The man who made the first ever mobile phone call in Britain has recalled the event 30 years on.

Michael Harrison, the son of former Vodafone chairman Sir Ernest Harrison, became the first to test the system when he called his father at midnight on January 1 1985.

Mr Harrison had secretly left his family's New Year's Eve party at their home in Surrey to surprise his father, calling him from London's Parliament Square on the newly-launched Vodafone network.

He made the call from the 11lb (5kg) Transportable Vodafone VT1, which boasted around 30 minutes of talk time.

As Sir Ernest answered the phone, his son said: "Hi Dad. It's Mike. This is the first-ever call made on a UK commercial mobile network."

Mr Harrison recalled that the line was "crystal clear", and his conversation was complicated only by the shouting of New Year's Eve revellers.

He said: "The setting was quite dramatic, standing by the statue of Winston Churchill in Parliament Square surrounded by curious New Year's Eve revellers.

"I think neither they nor I had even seen a mobile phone before, let alone used one.

"There was also a little bit of cloak and dagger fun sneaking out of the family New Year's party to get whisked up to London to make the surprise call to my father.

"It was just like a normal telephone call - at least that's my recollection. I thought it might somehow sound quite different talking to somebody on a cellular network so it was a bit of a surprise that everything was so clear."

He said he had no idea at the time that the mobile phone would become ubiquitous within a generation.

Days later, a crowd gathered at St Katherine's Dock in London to watch comedian Ernie Wise make the first public mobile phone call.

Wise took the same device used by Mr Harrison to the event in a 19th century mail coach to highlight the convenience of the new mobile phone.

Wise's call was received at the original Vodafone headquarters in Newbury, Berkshire, where a handful of employees were based in an office above an Indian restaurant.

Such was the demand for a fully portable, cellular phone that more than 2,000 orders had been taken by the Vodafone sales team before Mr Harrison made his call from Parliament Square.

By the end of 1985, more than 12,000 devices had been sold.

All were far from portable and cost around £2,000 - equivalent to roughly £5,000 today.

However, the early mobile phones symbolised a revolution in communications and were an instantly desirable item, and the brick-like devices featured in films and television shows from Wall Street to Only Fools And Horses.

The first wave of full-page adverts, created by the Saatchi & Saatchi agency, declared: "You can be in when you're out."

Mungo Park was the first person to buy a cellular phone in the UK and was Vodafone's first-ever customer.

He was persuaded by his friend Ivan Donn, a salesman at Vodafone, to buy the VM1, a Panasonic in-car handset, 30 years ago for £1,200.

Mr Park said: "The impact of the phone was fantastic, adding an extra 90 minutes to my day and it quickly paid for itself.

"I could use the call to say goodnight to my children if I was heading home from work or running late, as well as calling businesses in different time zones day or night."
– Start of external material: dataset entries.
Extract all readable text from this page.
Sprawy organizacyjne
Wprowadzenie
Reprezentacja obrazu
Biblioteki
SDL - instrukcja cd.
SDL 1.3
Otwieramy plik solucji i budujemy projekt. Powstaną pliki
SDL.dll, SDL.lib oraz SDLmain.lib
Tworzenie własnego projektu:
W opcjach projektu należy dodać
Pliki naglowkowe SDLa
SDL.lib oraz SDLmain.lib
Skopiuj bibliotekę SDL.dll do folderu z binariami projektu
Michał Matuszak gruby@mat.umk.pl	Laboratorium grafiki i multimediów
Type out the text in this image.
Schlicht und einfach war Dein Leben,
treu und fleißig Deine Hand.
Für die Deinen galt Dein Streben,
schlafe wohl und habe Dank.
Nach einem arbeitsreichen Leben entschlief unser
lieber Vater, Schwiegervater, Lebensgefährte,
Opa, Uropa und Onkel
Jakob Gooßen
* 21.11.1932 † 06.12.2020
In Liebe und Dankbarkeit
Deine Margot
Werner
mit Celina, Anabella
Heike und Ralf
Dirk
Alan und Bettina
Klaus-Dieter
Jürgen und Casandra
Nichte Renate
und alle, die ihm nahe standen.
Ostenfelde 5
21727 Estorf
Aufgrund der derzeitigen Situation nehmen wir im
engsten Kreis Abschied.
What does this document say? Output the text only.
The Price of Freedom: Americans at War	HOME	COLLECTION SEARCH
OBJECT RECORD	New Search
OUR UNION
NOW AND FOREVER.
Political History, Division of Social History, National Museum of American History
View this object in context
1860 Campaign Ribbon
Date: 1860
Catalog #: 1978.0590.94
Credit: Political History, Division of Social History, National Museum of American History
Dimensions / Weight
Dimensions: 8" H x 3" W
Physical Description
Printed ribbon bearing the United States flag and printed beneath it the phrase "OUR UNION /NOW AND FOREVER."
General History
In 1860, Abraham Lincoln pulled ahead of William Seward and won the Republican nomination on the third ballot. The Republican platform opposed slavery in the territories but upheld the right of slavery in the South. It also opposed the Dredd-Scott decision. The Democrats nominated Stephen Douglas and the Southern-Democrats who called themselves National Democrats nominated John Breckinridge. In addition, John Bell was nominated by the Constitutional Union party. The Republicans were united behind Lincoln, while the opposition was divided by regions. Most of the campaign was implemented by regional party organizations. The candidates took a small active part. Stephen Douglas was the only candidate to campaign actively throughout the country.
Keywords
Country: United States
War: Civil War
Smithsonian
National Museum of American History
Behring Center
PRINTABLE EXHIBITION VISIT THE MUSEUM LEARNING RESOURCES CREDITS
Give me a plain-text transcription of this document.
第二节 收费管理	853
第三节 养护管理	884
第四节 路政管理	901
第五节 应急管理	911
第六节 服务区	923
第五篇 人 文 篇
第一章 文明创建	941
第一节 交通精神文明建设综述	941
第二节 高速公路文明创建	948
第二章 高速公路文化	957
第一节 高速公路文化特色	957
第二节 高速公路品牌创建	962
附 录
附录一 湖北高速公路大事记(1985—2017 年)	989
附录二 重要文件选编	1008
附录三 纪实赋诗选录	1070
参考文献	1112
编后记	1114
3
Britons now make more than 132 million mobile phone calls a day.

Vodafone group chief commercial and operations officer Paolo Bertoluzzo said: "At launch, the founders of Vodafone targeted British business executives, sales representatives, journalists, doctors and veterinary surgeons.

"Thirty years later, Vodafone's customers range from young people in Europe, India and Africa through to the world's largest multinational businesses.

"While our business has changed beyond all recognition over the last three decades, our goal and purpose haven't: to continue to empower our customers, whoever and wherever they are, through connectivity as mobile, broadband and digital transform society in ways unimaginable in the 1980s."